藤原四家のうち式家の神社である上宮大澤神社で平安時代の歴史上の人物を復習
新小金井街道の小金井市貫井南町に「上宮大澤神社入口」という標識がありました。
大澤(大沢)と言えば、もっと東にある三鷹市の地名なので、興味があり立ち寄ってみました。
境内と道路と駐車場の境がよくわかりませんし、中には住宅もあるようですが、全体が神社の敷地なのでしょうか。

狭いながらも美しい竹林に立つ神社案内板によると、創建は平安時代である天慶年間(938〜945)といいます。
藤原外記壽治(げきひさはる)が、大澤の池の上のこの地が山紫水明のいいところなので、大澤氏を名乗るとともに神社を創始したといいます。
大化の新で知られる中臣鎌足が藤原姓を賜わり藤原氏の祖となっていますが、その子孫だといいます。

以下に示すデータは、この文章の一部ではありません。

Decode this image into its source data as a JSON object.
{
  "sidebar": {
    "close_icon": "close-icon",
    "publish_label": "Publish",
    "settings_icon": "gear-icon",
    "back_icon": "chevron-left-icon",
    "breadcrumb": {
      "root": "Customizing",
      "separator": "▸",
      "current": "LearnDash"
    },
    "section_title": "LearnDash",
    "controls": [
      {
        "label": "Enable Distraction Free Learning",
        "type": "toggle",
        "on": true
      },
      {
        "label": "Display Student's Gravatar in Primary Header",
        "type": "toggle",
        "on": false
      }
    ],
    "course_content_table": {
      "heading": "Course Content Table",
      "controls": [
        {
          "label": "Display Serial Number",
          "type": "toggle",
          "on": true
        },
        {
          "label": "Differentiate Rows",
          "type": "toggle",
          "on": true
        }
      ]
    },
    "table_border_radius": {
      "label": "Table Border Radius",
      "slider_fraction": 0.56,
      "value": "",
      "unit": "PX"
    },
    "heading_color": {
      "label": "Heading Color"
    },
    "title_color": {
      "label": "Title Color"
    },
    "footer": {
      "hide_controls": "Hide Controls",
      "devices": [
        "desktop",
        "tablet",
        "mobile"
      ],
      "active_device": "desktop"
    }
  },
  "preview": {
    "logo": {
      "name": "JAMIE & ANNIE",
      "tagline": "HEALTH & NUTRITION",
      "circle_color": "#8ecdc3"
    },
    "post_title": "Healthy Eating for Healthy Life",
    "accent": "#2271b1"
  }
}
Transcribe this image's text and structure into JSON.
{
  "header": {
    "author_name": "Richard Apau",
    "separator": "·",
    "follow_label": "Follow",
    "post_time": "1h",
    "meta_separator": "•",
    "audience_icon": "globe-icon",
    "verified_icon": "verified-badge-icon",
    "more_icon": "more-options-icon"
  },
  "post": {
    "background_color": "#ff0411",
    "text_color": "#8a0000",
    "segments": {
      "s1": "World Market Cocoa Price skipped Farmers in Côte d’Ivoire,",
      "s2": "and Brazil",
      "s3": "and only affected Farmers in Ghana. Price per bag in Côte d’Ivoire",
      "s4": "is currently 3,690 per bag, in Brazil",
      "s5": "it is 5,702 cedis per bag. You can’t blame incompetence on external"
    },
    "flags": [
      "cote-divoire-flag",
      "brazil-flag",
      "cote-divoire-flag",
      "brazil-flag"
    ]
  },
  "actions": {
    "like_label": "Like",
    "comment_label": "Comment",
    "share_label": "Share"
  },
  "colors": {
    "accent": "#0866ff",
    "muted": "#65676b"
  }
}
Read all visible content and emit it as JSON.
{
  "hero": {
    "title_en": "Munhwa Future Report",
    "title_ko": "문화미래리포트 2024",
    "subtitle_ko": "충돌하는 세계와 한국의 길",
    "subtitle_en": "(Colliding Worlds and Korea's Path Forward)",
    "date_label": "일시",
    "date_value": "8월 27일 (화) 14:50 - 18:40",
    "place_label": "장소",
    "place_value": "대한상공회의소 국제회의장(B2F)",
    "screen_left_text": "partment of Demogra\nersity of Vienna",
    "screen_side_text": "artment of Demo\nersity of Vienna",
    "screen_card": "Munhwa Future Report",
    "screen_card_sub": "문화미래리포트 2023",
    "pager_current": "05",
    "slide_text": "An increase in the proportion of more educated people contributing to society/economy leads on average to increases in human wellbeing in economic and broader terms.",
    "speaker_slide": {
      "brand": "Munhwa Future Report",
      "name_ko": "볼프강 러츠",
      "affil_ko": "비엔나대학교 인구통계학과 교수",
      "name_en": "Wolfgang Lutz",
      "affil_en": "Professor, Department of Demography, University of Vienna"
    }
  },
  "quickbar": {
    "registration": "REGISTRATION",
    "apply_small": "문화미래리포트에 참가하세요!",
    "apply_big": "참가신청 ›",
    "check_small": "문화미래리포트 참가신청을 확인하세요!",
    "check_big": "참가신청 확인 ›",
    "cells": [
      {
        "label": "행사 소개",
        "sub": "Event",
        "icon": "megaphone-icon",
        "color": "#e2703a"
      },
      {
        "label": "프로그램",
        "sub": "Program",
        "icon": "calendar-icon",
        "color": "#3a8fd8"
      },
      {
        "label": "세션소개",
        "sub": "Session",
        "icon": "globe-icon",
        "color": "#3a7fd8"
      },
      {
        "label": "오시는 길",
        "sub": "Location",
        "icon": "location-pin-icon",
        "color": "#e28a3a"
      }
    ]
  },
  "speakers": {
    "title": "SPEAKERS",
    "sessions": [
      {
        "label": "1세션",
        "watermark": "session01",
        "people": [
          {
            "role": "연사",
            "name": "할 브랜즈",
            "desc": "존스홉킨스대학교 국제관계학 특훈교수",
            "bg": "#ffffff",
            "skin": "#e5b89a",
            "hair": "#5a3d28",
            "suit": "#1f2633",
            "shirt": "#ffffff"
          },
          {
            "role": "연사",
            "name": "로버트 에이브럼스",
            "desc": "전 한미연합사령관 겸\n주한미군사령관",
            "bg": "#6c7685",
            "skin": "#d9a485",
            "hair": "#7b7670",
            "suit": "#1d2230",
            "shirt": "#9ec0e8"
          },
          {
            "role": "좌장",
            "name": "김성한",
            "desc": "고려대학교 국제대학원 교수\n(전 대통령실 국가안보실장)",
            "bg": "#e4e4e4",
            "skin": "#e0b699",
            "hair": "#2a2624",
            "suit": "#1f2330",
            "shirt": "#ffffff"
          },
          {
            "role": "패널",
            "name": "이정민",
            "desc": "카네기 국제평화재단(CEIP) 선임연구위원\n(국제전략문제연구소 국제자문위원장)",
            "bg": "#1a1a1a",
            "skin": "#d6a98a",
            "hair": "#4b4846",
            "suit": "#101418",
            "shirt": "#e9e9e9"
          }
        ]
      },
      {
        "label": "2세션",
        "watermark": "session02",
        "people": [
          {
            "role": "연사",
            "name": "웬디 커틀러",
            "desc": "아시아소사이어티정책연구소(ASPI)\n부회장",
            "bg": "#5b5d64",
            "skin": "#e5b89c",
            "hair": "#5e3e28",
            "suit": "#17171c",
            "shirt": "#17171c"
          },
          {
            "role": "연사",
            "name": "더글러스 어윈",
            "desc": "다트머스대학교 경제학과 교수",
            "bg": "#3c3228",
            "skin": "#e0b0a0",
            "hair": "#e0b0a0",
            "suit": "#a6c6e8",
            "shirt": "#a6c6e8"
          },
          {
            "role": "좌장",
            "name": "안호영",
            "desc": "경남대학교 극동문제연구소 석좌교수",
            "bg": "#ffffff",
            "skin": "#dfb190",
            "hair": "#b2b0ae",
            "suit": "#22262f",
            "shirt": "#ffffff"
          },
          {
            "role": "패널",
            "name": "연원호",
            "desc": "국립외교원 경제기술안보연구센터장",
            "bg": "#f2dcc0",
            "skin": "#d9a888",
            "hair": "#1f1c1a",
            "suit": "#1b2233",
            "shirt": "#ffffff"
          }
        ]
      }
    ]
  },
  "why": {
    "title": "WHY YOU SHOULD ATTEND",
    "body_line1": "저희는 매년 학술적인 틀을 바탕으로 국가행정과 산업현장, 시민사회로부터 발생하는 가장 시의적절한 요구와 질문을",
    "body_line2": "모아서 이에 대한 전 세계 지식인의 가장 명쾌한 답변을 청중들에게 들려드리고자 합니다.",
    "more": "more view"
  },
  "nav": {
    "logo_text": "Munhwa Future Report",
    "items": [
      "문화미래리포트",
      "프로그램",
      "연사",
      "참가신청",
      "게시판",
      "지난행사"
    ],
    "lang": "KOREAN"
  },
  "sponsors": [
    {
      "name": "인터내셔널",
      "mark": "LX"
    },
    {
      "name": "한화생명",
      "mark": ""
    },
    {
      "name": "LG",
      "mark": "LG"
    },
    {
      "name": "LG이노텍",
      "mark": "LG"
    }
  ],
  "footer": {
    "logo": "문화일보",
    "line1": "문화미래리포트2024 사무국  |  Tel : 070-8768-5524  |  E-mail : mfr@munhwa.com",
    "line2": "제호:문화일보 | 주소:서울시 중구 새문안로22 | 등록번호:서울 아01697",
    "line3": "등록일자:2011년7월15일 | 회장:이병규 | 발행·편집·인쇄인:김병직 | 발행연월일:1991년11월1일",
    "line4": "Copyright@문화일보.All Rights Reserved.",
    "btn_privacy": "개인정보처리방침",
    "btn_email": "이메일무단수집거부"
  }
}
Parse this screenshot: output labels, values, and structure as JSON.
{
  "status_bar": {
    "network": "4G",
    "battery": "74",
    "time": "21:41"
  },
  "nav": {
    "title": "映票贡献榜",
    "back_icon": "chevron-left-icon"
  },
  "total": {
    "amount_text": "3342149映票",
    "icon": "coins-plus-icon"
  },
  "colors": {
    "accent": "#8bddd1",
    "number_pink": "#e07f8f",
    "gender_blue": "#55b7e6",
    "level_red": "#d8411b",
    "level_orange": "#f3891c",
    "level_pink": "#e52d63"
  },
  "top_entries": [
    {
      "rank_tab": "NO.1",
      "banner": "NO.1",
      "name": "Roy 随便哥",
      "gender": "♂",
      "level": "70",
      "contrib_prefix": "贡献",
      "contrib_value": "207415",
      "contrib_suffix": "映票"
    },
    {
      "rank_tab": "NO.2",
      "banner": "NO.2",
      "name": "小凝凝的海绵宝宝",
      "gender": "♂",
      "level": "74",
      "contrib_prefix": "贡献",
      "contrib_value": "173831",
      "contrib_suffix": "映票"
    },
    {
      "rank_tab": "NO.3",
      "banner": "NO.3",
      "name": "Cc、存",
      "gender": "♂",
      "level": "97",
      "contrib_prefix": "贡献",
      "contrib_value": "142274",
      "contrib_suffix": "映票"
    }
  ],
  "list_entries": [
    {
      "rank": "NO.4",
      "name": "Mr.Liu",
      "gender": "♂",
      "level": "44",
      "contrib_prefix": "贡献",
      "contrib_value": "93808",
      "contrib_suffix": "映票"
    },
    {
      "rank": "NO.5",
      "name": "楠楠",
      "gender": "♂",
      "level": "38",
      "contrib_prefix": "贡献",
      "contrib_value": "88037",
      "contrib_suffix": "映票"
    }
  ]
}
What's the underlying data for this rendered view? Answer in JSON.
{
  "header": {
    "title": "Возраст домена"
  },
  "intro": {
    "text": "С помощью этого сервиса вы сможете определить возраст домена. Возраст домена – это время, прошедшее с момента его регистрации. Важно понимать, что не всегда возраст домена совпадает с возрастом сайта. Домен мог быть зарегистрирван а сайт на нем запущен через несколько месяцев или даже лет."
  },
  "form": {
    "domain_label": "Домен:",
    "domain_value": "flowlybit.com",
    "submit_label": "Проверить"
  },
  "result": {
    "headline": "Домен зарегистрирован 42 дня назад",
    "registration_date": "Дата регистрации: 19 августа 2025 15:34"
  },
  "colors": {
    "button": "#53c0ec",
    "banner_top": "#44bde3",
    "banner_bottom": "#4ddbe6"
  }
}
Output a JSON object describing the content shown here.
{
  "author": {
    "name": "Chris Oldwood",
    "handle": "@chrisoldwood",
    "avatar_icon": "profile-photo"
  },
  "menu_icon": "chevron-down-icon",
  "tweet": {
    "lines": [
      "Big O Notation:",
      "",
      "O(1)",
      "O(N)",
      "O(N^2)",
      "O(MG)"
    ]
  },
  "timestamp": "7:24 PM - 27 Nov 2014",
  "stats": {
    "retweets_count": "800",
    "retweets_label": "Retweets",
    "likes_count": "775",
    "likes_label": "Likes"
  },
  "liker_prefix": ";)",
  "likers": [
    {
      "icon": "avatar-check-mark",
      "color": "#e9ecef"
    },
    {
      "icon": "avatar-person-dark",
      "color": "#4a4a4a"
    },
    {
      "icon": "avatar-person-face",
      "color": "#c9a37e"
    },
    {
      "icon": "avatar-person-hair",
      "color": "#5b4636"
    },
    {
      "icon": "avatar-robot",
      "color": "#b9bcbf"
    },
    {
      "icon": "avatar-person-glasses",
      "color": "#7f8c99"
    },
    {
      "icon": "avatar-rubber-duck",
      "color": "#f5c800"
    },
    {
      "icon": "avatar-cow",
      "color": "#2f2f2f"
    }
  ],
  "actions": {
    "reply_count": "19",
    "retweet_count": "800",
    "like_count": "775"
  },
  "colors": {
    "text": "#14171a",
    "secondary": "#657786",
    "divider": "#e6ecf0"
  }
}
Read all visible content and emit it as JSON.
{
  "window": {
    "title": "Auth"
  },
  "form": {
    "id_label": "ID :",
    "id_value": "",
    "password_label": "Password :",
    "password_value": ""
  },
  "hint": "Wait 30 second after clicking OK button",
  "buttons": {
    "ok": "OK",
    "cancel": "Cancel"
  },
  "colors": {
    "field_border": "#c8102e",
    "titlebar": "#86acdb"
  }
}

↑7名の祭神が記載されていましたが、古事記や日本書紀に登場する神々ではない、歴史上実在の人物もいるようなのでそれぞれを調べてみました。
まず①「天児屋根命」は古事記・日本書紀にも載っている神になりますが、中臣氏・藤原氏の太祖神です。
②「藤御食子命(中臣氏)」は中臣御食子のことで鎌足の父になります。

↑鳥居から本殿までの距離は短く、右には社務所があります。
寒い日々なので、午後なのに手水鉢の水は一部凍っていました。

続いて、③ 「藤宇合命(藤原式家)」は藤原宇合(うまかい)のことです。
平安時代に非常に栄華を極める藤原氏の礎を築いたと言えるのは、奈良時代の藤原不比等です。
不比等は中臣鎌足の子で、その4人の子は北家、南家、京家、式家の藤原四家を形成します。
うち式家の祖が藤原宇合です。
本殿の前まで行くと参拝者を感知して雅楽が流れます。

④「藤百川命」は藤原百川(ももかわ)のことで、宇合の子です。
⑤「平高望」は高望王ともいわれ、桓武天皇の曾孫で桓武平氏の祖となっています。
東国で俘囚の乱を鎮めため上総介となりました。
その子孫が東国で土着していき、平将門はその孫になります。

藤原忠文が征東大将軍として平将門の乱を鎮圧することとなり、それに藤原外記壽治は従軍しました。
承平天慶の乱といわれる、939年から常陸、下野、上野の国府を襲った平将門の乱は、翌年に平貞盛や藤原秀郷により鎮圧されました。
残念ながら、藤原忠文(及び藤原外記壽治)活躍の場とはならなかったようです。

⑥「平頼望」は山川の日本史用語集なども調べてみましたが不明でした。
平高望は武士としての祖ではありますが、藤原氏と同様に東国の平和に尽くしたというとことなのでしょうか。
↓行った時には、なぜ境内社が藤原稲荷大明神というのかわかりませんでしたが、戻ってから藤原氏ゆかりなのだとわかりました。

⑦「藤壽治」は藤原百川の嗣子の藤原壽治のことで、上宮大澤神社を天慶年間に創始しましたが、その際、この地の大澤の池を気に入ったということでした。
祭神については、日本史の復習をして一応わかりましたが、当初の疑問など解消していないこともありますので、神社境内ではないけど、数十メートルのところに池があるようなので、この後行ってみることとしました。